MCT saw a “meteoric” 11% rise in share price in the past month, ahead of its recently announced inclusion into the Straits Times Index (STI). And Tan believes there is still upside from the current level.

Potential catalysts include an accretive purchase of Mapletree Business City Phase 2, as well as better-than-projected reversions and tenant sales at VivoCity post operations from a new anchor tenant.

The portfolios of the Mapletree REITs are also a promising factor, especially with recent portfolio reconstitution efforts.

For MINT, the planned redevelopment of Kolam Ayer cluster 2 will allow the manager to tap on the site’s un-utilised plot ratio, which will be a key driver to earnings and net asset value (NAV) uplifts.

The near term earnings downside as the property undergoes redevelopment will be compensated by the completion of the recent development at 7 Tai Seng.

Likewise, MCT’s office and business park portfolios remain stable, with occupancy rates heading towards 100% on the back of higher pre-commitment levels.

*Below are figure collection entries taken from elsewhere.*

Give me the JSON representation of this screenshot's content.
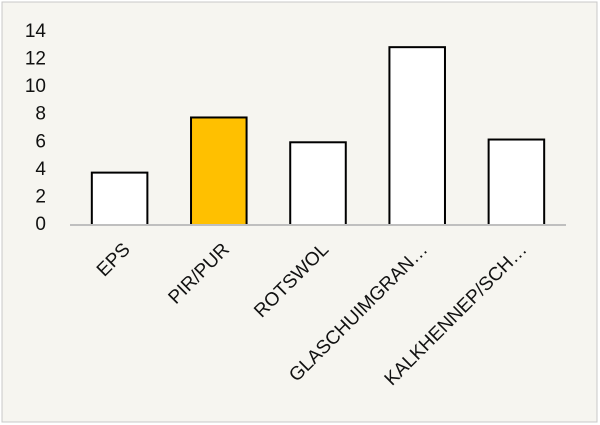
{
  "chart_data": {
    "type": "bar",
    "categories": [
      "EPS",
      "PIR/PUR",
      "ROTSWOL",
      "GLASCHUIMGRAN…",
      "KALKHENNEP/SCH…"
    ],
    "values": [
      3.8,
      7.8,
      6.0,
      12.9,
      6.2
    ],
    "colors": [
      "#ffffff",
      "#ffc000",
      "#ffffff",
      "#ffffff",
      "#ffffff"
    ],
    "edge_color": "#000000",
    "ylim": [
      0,
      14
    ],
    "yticks": [
      0,
      2,
      4,
      6,
      8,
      10,
      12,
      14
    ],
    "grid": false
  }
}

In addition, Mapletree Business City Phase 2 looks to be a positive accretion to the REIT with key tenants like Google, and comes with an attractive pipeline of potential assets that could be injected into the REIT.

MNACT’s Gateway Plaza in Beijing and Sandhill Plaza in Shanghai are also expected to deliver stable returns. Furthermore, the recent acquisition of a portfolio of commercial properties in Japan are likely to be value accretive, boosting income stability through lengthening the portfolio weighted average lease expiry (WALE) and diversifying its earning base.

And Tan believes MNACT is likely to grow its portfolio in key markets in the near future.

“MNACT has the first right of refusal (ROFR) over several properties from its sponsor, the Mapletree Group in Asia. The manager is looking at potential acquisition opportunities in cities like Beijing, Shanghai, Guangzhou, and Chongqing, which offer a long term growth runway,” he says.

DBS remains bullish on each of the four Mapletree REITs, and is maintaining its “buy” calls on all four.

The brokerage has target prices of $2.40, $2.50, $1.85 and $1.65 for MCT, MINT, MLT and MNACT, respectively.

As at 4pm, units in MCT, MINT, MLT and MNACT are trading at $2.17, $2.31, $1.57 and $1.34, respectively.